Brian Enigma is a Portlander, manipulator of atoms & bits, minor-league blogger, and all-around great guy. He typically writes about the interesting “maker” projects he's working on, but sometimes veers off into puzzles, software, games, local news, and current events.

5 thoughts on “Dictionary files: are they all created equal? [updated]”

  1. For a list of good words, I recommend the data that powers http://nutrimatic.org/ . You can play with its source code.
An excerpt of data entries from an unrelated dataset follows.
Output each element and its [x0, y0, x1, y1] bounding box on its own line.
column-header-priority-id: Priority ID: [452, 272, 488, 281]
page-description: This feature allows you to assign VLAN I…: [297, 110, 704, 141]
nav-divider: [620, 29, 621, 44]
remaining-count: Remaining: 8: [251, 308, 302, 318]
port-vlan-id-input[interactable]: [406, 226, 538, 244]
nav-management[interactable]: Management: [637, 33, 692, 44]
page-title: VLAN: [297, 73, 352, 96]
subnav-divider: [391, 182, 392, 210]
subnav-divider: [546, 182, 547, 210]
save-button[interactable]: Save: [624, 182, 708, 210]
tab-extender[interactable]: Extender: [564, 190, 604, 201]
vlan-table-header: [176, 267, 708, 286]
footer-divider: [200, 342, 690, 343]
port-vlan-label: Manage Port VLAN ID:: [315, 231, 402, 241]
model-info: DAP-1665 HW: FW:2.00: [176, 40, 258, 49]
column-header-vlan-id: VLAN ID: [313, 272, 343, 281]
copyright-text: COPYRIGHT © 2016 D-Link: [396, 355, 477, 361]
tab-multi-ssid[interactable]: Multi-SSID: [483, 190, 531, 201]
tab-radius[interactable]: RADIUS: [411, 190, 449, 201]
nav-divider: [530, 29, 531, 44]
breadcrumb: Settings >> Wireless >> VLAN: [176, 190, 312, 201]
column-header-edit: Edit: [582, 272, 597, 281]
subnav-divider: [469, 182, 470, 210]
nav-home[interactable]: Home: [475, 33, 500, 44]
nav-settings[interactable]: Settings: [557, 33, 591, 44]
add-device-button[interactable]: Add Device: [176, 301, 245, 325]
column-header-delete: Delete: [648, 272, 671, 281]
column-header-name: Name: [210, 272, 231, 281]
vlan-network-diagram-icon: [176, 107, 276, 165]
Or you can grab a list of 100K “popular” English words as part of the Burninators’ “puzz” project. http://code.google.com/p/puzz/source/browse/trunk/data/nutrimatic-100K.txt . The words are sorted by “popularity” (roughly, number of mentions in wikipedia), so if you grab the first 50k or so, you have some nice common words.

    Another favorite word-and-phrase list is the Collaborative Word List project. Roughly, it’s a long list of words and phrases, each with a score reflecting, roughly, clue-ability. It’s not free; you should buy Cruciverb.com membership first. But it might be worth it 🙂 I blogged about it at http://lahosken.san-francisco.ca.us/new/2012/01/31/more-tyro-crossword-construction-ramblings-some/

  2. Yeah, frequency data is crucial, because it gets you away from the tension between “too big” and “too small”. You can use a word list as big as you like, but sort your output by score, and you get the good stuff first.

    Wikipedia frequency isn’t perfect though. Certain things like obscure-to-us geographical names in faraway countries get many many references. Still, it’s miles better than a flat list.

    At this point, if Nutrimatic can’t answer the question (it can’t answer this one — no backreferences), I use puzz. We have a handy “word” class which subclasses string but adds “.frequency” and such. So you can do:

    import words
    print sorted([w for w in words.all if …],
    key=lambda w: -w.frequency)

    … to do your grepping. I recently added “.phonemes” as well which is handy for pronunciation based stuff.